Os dias de Maicon no Seminário Menor estão perto do fim. No ano que vem, ele segue para o propedêutico, que é um ano de formação prévio à entrada na faculdade de Filosofia. Depois, vem a Teologia e, na sequência, a ordenação. Ou não:
– Eu não sei ainda se vou ser padre, sabe? Tem um longo caminho a percorrer. Estou aqui para ver minha vocação. Claro, tem uma ideia de que eu quero ser padre, mas ao mesmo tempo tem uma ideia de que eu quero ser outra coisa.
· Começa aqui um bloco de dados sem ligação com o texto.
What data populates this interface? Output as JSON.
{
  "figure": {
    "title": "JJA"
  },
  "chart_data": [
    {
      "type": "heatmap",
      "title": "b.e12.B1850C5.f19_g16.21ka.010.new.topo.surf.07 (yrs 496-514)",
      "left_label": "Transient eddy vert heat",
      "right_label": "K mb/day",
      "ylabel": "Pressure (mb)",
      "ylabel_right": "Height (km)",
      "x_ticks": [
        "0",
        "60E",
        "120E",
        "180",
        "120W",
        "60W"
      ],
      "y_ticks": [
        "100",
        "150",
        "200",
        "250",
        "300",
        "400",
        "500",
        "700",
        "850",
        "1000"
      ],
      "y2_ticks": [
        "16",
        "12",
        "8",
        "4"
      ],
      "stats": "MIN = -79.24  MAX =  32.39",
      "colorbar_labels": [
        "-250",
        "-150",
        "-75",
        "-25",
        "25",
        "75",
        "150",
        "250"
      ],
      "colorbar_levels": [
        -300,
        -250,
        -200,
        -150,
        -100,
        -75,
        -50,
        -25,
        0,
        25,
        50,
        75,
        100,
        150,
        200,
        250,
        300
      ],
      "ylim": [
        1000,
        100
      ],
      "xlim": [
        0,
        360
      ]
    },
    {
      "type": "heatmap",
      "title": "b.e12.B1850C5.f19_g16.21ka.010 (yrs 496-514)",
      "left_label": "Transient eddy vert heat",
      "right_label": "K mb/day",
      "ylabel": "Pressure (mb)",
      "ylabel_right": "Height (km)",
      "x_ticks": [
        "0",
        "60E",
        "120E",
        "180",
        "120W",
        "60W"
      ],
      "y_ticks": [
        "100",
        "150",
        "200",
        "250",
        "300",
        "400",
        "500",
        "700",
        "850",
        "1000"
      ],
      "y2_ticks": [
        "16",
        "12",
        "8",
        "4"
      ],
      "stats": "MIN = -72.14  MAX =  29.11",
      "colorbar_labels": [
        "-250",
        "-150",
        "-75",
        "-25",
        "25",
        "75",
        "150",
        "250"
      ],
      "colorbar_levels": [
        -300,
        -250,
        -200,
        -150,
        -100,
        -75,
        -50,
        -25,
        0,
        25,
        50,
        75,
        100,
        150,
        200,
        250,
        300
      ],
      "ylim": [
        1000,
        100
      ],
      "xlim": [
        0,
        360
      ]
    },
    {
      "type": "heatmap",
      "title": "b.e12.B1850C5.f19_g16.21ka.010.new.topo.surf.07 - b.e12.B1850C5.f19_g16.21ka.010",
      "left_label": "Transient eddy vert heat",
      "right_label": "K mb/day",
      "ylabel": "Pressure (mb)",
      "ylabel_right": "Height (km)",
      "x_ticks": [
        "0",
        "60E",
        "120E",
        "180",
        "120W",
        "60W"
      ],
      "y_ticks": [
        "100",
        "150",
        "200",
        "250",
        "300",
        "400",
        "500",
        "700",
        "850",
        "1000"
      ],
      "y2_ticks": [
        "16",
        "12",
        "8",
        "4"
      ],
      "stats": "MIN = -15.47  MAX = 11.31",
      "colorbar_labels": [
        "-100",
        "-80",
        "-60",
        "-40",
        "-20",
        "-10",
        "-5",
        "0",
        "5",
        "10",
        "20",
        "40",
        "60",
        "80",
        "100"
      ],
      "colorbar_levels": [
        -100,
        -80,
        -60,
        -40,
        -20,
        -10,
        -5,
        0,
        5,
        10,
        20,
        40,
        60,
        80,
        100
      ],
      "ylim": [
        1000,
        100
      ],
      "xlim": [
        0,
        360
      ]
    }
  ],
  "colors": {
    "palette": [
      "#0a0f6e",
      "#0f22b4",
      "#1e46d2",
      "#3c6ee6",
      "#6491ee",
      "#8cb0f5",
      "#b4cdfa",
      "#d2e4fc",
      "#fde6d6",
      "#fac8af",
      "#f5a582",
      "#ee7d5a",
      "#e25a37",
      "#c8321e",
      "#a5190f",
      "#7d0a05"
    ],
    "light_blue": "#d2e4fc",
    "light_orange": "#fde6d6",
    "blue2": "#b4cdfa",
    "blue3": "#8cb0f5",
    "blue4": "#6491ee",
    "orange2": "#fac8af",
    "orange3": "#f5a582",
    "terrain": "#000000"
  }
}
Mas por enquanto é aqui que eu quero estar.
Raio X
Maicon Rambo, nascido em 14/2/2010
Uma prioridade: "Servir".
Um ideal: "Um mundo melhor, a partir da propagação do amor".
Um herói: "Papa Francisco".
Defina a educação que você recebeu: "Sempre fui muito livre, mas ensinado a ter responsabilidades".
Que papel você espera ter na sociedade: "Pretendo fazer algo em que eu possa ajudar pessoas, por isso, penso em ser padre".
Qual a importância do trabalho: "O trabalho deve ser algo que nos realiza, que nos dá prazer. É a partir dele que nos sentimos necessários e gratificados".
Um livro, um filme e uma referência musical: "Mesmo se tratando de um livro 'infantil', gosto muito de O Pequeno Príncipe. Tenho especial apreço por filmes históricos, e dentre eles um dos meus preferidos é Batismo de Sangue. Quanto à música, gosto muito da banda Mato Seco".
O fato histórico mais importante desde que você nasceu: "Quando decidi sair de casa e ir para o seminário".
Defina em uma palavra a sua geração: "Velocidade".
Defina em uma palavra a geração dos seus pais: "Rigidez".
Para onde caminha o Brasil: "O Brasil caminha para a indiferença, onde preocupamo-nos apenas com nós mesmos e com o nosso desenvolvimento, e esquecemos daqueles que tem seus direitos violados, pelos quais vale a pena lutar, e a mudança parte da conscientização de cada um e da mudança do mundo particular de cada pessoa".